First off, HUGE PROPS to this fellow. He is awesome. He lives in a country that is heavily censored and controlled, and he started a blog to let everyone know of the human rights violations going on around him. He is very much an answer to Bonnie Tyler's cry for a hero! (Although not really because Bonnie was looking for more of a romantic-type hero, and he's more of a standing-up-against-injustice-and-protecting-the-innocent-type hero, so actually much better than that).
I noticed some interesting things in the article. First off, that his lawyer is relieved that he (Hu, the name of the man charged) wasn't charged with something worse. He was charged with subversion and given 3.5 years in prison. I really just find a statement of relief at this to be incredibly telling of the society and what is both accepted and expected.

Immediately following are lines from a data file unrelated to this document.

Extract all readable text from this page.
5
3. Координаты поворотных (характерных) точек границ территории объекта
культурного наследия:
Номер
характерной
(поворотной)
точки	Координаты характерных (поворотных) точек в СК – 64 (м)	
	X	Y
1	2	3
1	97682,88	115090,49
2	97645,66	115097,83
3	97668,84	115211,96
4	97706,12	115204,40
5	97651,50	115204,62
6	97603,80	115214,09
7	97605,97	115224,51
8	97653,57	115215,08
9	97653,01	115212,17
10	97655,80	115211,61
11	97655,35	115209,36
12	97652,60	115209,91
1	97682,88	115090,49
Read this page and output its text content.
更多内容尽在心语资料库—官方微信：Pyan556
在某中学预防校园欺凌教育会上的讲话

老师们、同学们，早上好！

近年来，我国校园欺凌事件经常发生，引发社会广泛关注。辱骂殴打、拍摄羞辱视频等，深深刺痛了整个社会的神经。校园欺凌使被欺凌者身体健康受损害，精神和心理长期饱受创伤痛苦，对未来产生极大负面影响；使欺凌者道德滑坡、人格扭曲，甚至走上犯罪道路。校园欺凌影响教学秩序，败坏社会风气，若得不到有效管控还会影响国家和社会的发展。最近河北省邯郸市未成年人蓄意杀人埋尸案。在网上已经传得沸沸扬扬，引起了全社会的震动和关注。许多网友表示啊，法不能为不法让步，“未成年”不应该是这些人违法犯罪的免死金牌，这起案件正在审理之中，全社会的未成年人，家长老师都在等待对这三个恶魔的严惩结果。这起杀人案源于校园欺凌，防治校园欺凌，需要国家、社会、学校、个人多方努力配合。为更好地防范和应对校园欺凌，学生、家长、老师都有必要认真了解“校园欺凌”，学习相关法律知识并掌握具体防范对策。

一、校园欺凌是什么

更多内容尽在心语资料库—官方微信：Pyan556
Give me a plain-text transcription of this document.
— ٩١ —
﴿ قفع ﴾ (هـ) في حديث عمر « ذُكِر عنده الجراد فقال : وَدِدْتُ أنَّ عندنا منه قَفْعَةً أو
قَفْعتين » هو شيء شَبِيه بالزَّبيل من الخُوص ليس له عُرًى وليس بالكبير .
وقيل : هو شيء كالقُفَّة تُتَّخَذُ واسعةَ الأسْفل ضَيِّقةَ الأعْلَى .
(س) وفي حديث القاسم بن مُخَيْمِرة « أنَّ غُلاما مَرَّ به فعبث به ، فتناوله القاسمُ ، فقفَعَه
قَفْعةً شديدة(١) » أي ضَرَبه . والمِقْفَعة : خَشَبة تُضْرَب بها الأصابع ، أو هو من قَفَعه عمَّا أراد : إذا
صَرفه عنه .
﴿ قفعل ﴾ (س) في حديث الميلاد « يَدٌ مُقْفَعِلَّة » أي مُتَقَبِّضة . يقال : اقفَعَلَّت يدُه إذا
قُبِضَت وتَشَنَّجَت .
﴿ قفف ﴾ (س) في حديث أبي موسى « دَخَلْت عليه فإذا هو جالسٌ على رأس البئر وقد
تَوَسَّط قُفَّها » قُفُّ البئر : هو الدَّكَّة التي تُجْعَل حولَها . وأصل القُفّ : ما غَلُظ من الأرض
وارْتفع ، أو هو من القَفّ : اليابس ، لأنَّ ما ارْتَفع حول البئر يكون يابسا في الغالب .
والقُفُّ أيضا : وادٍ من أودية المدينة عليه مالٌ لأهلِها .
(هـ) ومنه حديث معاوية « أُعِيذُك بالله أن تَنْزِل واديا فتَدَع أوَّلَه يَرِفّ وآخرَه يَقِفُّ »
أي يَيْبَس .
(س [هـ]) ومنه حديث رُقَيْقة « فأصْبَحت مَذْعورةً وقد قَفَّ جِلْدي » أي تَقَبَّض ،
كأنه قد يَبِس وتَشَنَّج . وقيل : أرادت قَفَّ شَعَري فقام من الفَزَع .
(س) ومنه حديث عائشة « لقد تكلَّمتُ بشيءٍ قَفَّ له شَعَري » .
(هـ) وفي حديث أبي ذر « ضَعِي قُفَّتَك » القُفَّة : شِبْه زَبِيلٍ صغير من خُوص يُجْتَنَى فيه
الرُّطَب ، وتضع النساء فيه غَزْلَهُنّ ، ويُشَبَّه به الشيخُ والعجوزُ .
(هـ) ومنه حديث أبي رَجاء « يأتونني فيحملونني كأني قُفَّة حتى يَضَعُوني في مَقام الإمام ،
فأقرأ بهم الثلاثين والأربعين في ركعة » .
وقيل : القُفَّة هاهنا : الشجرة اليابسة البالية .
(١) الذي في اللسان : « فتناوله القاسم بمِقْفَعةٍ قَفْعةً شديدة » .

Second of all, the freaking Olympics. These games are a total gong show anyways, spreading debt and relocation of the homeless and the cutting of valuable programs in their wake. But they are a gong show that most world leaders covet greatly, like they can't wait for their cities to be overrun and to build way-too-expensive housing to kick out all their poor. *breathes* Okay, anyways, China was given the Olympics despite these widely known human rights violations. Now everyone's using the Olympics as an excuse for China to clean up its act, saying things like that we're "watching closely" and asking for promises, but no one's actually doing anything to motivate the Chinese government to change. Maybe if they threatened to take the Games away if things don't improve. But the Chinese government clearly doesn't care if it looks bad to the rest of the world because the rest of the world isn't going to do anything to them except complain as they board their planes to China this August, stay in expensive hotels, spend loads of money in restaurants and on souvenires, and generally tell the Chinese government that as long as they're willing to put up with some whining, they can treat their citizens however they want and they will still get the "prestige" of the Olympic Games.